Bone: With your MBA, you had to do a lot of financial stuff, right?
Blake: Yeah, I had to take finance classes and accounting. I'm not great at it but I had to do it for classes.
Bone: I have a random question for you. Once you get a car paid off, should you just keep driving it because now you have no monthly payment, or should you sell it to get more value out of it now? Is the money you save from making a car payment more or less than the money you lose by waiting longer to sell you car.
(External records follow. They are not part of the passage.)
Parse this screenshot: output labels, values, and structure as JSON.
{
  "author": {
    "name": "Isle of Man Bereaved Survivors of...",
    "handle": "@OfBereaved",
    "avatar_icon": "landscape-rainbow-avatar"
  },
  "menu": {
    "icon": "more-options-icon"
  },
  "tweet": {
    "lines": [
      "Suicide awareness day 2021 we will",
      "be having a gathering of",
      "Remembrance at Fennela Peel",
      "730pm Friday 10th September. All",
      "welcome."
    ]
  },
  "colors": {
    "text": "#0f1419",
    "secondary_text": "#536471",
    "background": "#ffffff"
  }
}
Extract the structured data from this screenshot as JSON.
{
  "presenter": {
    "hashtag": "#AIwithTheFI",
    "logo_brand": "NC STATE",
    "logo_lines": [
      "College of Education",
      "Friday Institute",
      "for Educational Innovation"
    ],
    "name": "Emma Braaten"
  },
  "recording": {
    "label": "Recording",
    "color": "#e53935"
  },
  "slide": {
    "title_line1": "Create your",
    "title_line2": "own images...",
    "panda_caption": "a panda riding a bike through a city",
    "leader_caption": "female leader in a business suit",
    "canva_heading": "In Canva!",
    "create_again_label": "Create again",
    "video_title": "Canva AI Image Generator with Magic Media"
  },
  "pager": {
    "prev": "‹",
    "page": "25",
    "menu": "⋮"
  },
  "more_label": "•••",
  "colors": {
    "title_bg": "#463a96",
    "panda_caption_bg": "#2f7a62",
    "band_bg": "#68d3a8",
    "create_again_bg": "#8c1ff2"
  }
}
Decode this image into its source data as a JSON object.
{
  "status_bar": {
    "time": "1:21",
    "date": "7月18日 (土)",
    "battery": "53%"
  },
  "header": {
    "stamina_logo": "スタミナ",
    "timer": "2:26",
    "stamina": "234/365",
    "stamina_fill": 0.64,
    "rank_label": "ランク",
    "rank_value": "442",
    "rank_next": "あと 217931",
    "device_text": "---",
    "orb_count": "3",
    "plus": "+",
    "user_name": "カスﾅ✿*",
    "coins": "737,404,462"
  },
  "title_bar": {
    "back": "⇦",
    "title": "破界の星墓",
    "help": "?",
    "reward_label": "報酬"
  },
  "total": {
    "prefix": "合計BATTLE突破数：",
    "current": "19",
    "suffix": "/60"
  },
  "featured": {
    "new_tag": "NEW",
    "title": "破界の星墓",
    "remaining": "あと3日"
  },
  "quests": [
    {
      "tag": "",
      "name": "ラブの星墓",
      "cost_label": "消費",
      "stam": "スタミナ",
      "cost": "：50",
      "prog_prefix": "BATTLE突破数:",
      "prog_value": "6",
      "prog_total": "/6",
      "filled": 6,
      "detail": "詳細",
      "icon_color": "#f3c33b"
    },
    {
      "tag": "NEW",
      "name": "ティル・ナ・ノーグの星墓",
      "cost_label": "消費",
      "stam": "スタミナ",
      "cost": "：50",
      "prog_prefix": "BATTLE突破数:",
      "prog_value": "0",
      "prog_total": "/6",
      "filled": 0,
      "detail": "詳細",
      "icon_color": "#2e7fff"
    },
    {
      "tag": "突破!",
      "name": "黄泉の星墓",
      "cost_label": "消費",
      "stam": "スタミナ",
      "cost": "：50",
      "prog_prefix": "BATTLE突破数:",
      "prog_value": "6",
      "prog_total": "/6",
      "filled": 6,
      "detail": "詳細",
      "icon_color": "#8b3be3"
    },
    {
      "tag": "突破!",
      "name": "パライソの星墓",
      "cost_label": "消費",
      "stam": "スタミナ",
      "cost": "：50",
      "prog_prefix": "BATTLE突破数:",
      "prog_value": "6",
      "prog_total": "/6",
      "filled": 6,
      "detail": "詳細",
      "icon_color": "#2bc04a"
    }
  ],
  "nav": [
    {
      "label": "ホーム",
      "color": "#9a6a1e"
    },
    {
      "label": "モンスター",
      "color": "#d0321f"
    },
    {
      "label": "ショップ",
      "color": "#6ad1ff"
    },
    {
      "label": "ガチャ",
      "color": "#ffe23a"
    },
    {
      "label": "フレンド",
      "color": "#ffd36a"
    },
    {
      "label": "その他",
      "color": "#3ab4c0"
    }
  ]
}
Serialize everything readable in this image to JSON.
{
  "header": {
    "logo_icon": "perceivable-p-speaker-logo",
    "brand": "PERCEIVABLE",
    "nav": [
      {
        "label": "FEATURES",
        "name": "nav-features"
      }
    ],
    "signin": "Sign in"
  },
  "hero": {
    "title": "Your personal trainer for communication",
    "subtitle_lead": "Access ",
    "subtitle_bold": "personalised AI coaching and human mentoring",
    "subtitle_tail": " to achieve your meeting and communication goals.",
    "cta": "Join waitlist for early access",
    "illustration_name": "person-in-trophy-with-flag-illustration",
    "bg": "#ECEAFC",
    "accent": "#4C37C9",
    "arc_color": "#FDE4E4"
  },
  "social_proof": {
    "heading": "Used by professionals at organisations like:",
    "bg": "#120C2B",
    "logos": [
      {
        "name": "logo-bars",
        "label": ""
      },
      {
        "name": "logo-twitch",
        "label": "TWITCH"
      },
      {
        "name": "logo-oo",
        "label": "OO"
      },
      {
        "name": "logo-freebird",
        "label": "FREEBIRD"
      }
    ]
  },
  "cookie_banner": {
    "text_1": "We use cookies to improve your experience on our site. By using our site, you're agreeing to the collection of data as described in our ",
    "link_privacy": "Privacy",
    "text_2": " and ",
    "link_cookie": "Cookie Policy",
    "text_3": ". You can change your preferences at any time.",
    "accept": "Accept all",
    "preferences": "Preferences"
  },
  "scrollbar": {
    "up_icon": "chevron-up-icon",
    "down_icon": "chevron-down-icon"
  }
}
I have no idea how to even BEGIN to figure out that true cost/savings, so I thought I'd ask you!
Blake: Well a lot of it would have to do with the value of the car today and the cost of the new car you'd want to buy, and what kind of interest rate would be associated with those payments etc.
Bone: Right, right.
Blake: It would a present value vs. future value problem.
Bone: Sure, sure.
Blake: Basically you can plug in numbers to see what today's value of making a bunch of payments would be.
Bone: Is the value different from the actual cost?
Blake: Yeah because money will be valued differently in the future.
Bone: Right, obviously.
Blake: And you have to consider interest.
Bone: So what you're saying is, first and foremost I need to get a DeLorean and go back to the future.
Blake: Yesssssssssss... precisely.
And that's why Blake has two master's degrees, and I don't.